Önemli olan ihlastır * Önemli olan süper
kabiliyet, süper zeka değildir, süper ihlastır. * Beş şey vardır, kalb katılaştığı zaman onun ilacı olur: 1) Salih müslümanlarla görüşmek ve onların meclisinde bulunmak. 2) Kur’an-ı kerimi okumak. 3) Karnını doyurmayıp helalden az bir şey yemekle yetinmek. Zira helal
yemek kalbi aydınlatır. 4) Allahü teâlânın kâfir ve günahkâr için hazırladığı acı azabı ve tehdidini
düşünmek. 5) Kendisini Allahü teâlâya kulluk vazifesini yapmakta aciz ve noksan görmek,
bununla beraber Allahü teâlânın lütuf ve ihsanını düşünmektir. Bu tefekkür
olup, bundan hayâ meydana gelir. * Boş oturanları Allahü teâlâ sevmez. Bir kimse boş oturursa
ona şeytan musallat olur. * Sevap kazanmak çok iyi. Kazanılan
sevapları kaybetmemek ondan daha iyi. * Fitneye sebep olmak, adam öldürmekten büyük günahtır. * Emr-i maruf ve nehy-i münker, imanın en kıymetli cüz'üdür. Ehl-i sünnet itikadını
yayanlara çok müjdeler var. * İslamiyet’in hükümlerini aklına danışarak kabul eden, iman
etmemiştir. * İnsan kızınca, bir hararet basar, bu, oda sıcaklığının harareti
değil, Cehennem ateşinin hararetidir. Özellikle kızınca, işine sözüne
dikkat etmelidir. * Kalbinde dünya sevgisi olmayanın duası kabul olur. * İmanı kâmil olanın alametleri: 1) Hanımı ile iyi geçinir. 2) Hizmetçisiyle [emri altındakilerle] oturup yemek yer. 3) Fakirlerle sohbet eder ve bundan zevk alır. * Ehl-i sünnet âlimleri, bugünün işini yarına bırakmazlardı.
Helekel müsevvifun,
yani sonra yaparım diyenler helak oldu, hadis-i şerifine sarılmışlardı.

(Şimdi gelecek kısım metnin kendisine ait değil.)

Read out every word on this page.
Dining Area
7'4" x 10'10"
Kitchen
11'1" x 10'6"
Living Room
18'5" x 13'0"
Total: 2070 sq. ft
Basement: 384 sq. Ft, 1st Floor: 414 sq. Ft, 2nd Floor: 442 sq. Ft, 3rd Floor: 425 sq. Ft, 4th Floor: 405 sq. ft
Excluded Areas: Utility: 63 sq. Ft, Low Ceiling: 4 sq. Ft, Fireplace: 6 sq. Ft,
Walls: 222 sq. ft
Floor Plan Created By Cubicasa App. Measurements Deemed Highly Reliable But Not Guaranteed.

Onlardan birine sorabilseydik, bu kadar kitabı nasıl yazdınız, ev bark,
çoluk çocuk, iş güç varken bunca kitabı üstelik o imkanlarla bir ömre
nasıl sığdırdınız? O mübarek zat, iki kelimeyle cevap verirdi: Helekel müsevvifun. Yani sonra yaparım diyenler
helak oldu. * Silsile-i aliyye büyüklerinden Abdullah-ı Dehlevi hazretleri, talebesi
Mevlana Halid hazretlerine buyurmuşlar ki, “Sen Bağdat’a döndüğün zaman,
çok sıkıntı çekeceksin. Seni kabul etmeyecekler, hakaret edecekler.

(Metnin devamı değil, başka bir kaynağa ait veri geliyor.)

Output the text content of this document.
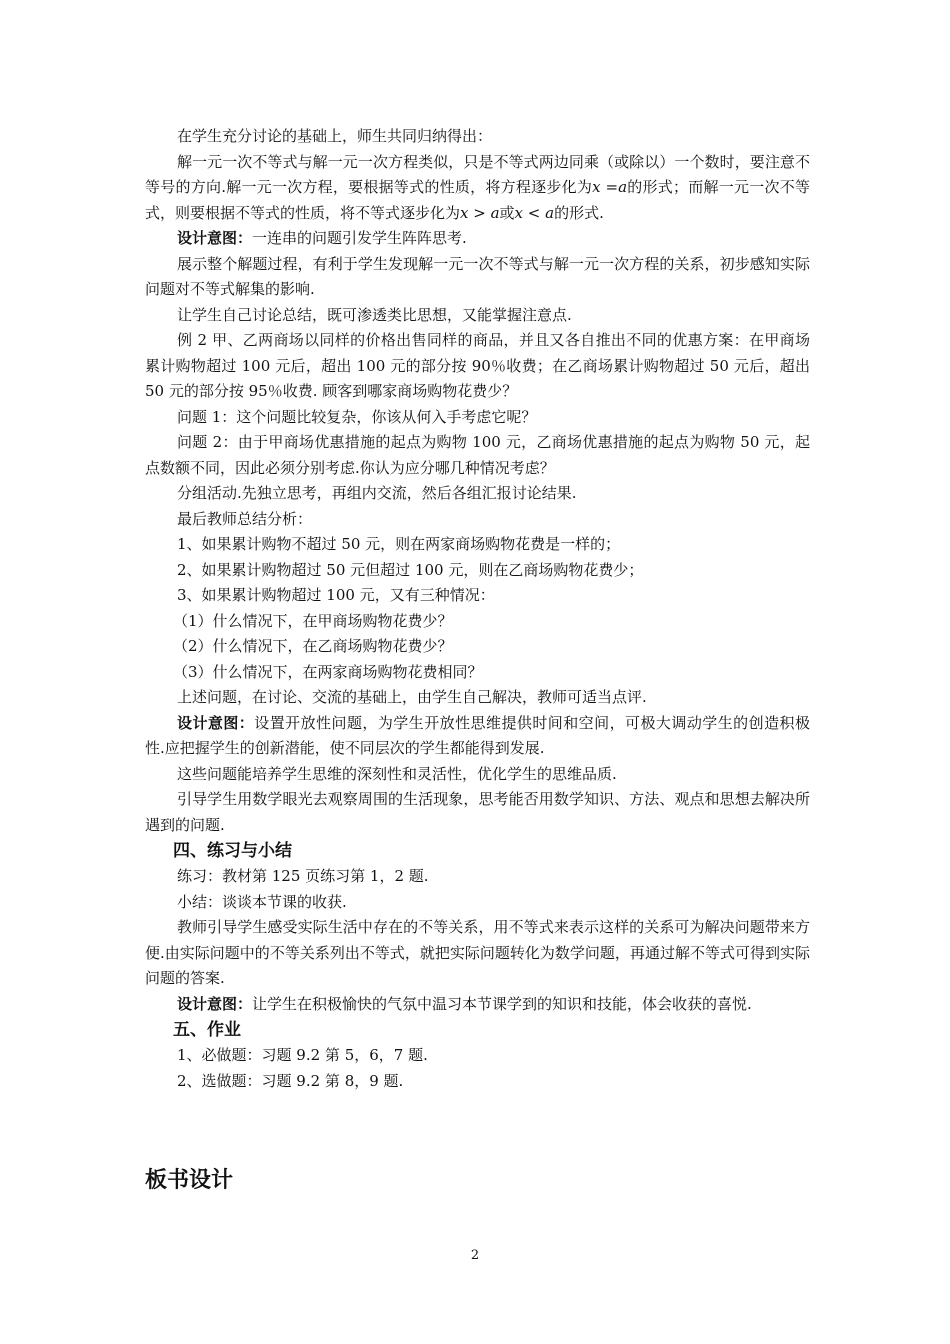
在学生充分讨论的基础上，师生共同归纳得出：

解一元一次不等式与解一元一次方程类似，只是不等式两边同乘（或除以）一个数时，要注意不等号的方向.解一元一次方程，要根据等式的性质，将方程逐步化为x =a的形式；而解一元一次不等式，则要根据不等式的性质，将不等式逐步化为x > a或x < a的形式.

设计意图：一连串的问题引发学生阵阵思考.

展示整个解题过程，有利于学生发现解一元一次不等式与解一元一次方程的关系，初步感知实际问题对不等式解集的影响.

让学生自己讨论总结，既可渗透类比思想，又能掌握注意点.

例 2 甲、乙两商场以同样的价格出售同样的商品，并且又各自推出不同的优惠方案：在甲商场累计购物超过 100 元后，超出 100 元的部分按 90％收费；在乙商场累计购物超过 50 元后，超出 50 元的部分按 95％收费. 顾客到哪家商场购物花费少？

问题 1：这个问题比较复杂，你该从何入手考虑它呢？

问题 2：由于甲商场优惠措施的起点为购物 100 元，乙商场优惠措施的起点为购物 50 元，起点数额不同，因此必须分别考虑.你认为应分哪几种情况考虑？

分组活动.先独立思考，再组内交流，然后各组汇报讨论结果.

最后教师总结分析：

1、如果累计购物不超过 50 元，则在两家商场购物花费是一样的；

2、如果累计购物超过 50 元但超过 100 元，则在乙商场购物花费少；

3、如果累计购物超过 100 元，又有三种情况：

（1）什么情况下，在甲商场购物花费少？

（2）什么情况下，在乙商场购物花费少？

（3）什么情况下，在两家商场购物花费相同？

上述问题，在讨论、交流的基础上，由学生自己解决，教师可适当点评.

设计意图：设置开放性问题，为学生开放性思维提供时间和空间，可极大调动学生的创造积极性.应把握学生的创新潜能，使不同层次的学生都能得到发展.

这些问题能培养学生思维的深刻性和灵活性，优化学生的思维品质.

引导学生用数学眼光去观察周围的生活现象，思考能否用数学知识、方法、观点和思想去解决所遇到的问题.

四、练习与小结

练习：教材第 125 页练习第 1，2 题.

小结：谈谈本节课的收获.

教师引导学生感受实际生活中存在的不等关系，用不等式来表示这样的关系可为解决问题带来方便.由实际问题中的不等关系列出不等式，就把实际问题转化为数学问题，再通过解不等式可得到实际问题的答案.

设计意图：让学生在积极愉快的气氛中温习本节课学到的知识和技能，体会收获的喜悦.

五、作业

1、必做题：习题 9.2 第 5，6，7 题.

2、选做题：习题 9.2 第 8，9 题.

板书设计
2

Bazıları da, “Hani sizin yolunuz hak idi, hocan çok büyük veli idi.
Niçin sıkıntılar içindesin?” diye soracaklar. Sen onlara de ki, “Bizim
yolumuz bu. Bu yolda sıkıntı çok olur. Aşkta merhamet olmaz. Peygamber
efendimiz ve diğer Peygamberler de çok sıkıntılar çektiler. Hatta en
çok sıkıntıyı Onlar çekti. Halbuki onlar, Allahü teâlânın en sevdiği
kullarıdır. Bu sıkıntılar bu yolun şânındandır. [Hakikaten Bağdat’a
dönünce, önce bu sıkıntıları çektiyse de, daha sonra herkes akın akın
gelip etrafında toplandılar.] * Bir müslüman, bir İslam âliminin veya evliyanın ruhuna, ömründe
bir kere bile olsa, bir Fatiha okuyup hediye etse, o zat, bu iyiliğin
altında kalmaz. Mutlaka o kimseye şefaat eder. * Ehl-i sünnet âlimlerini tanıyanla tanımayan yani bu büyüklere tâbi olanla olmayan
arasındaki fark, gözleri âmâ olanla olmayan arasındaki fark gibidir.
* Ehl-i sünnet itikadını, ehl-i sünnet âlimlerinin doğru
yolunu yaymak, yani insanlara ulaştırmak Allahü teâlânın en büyük nimetlerindendir.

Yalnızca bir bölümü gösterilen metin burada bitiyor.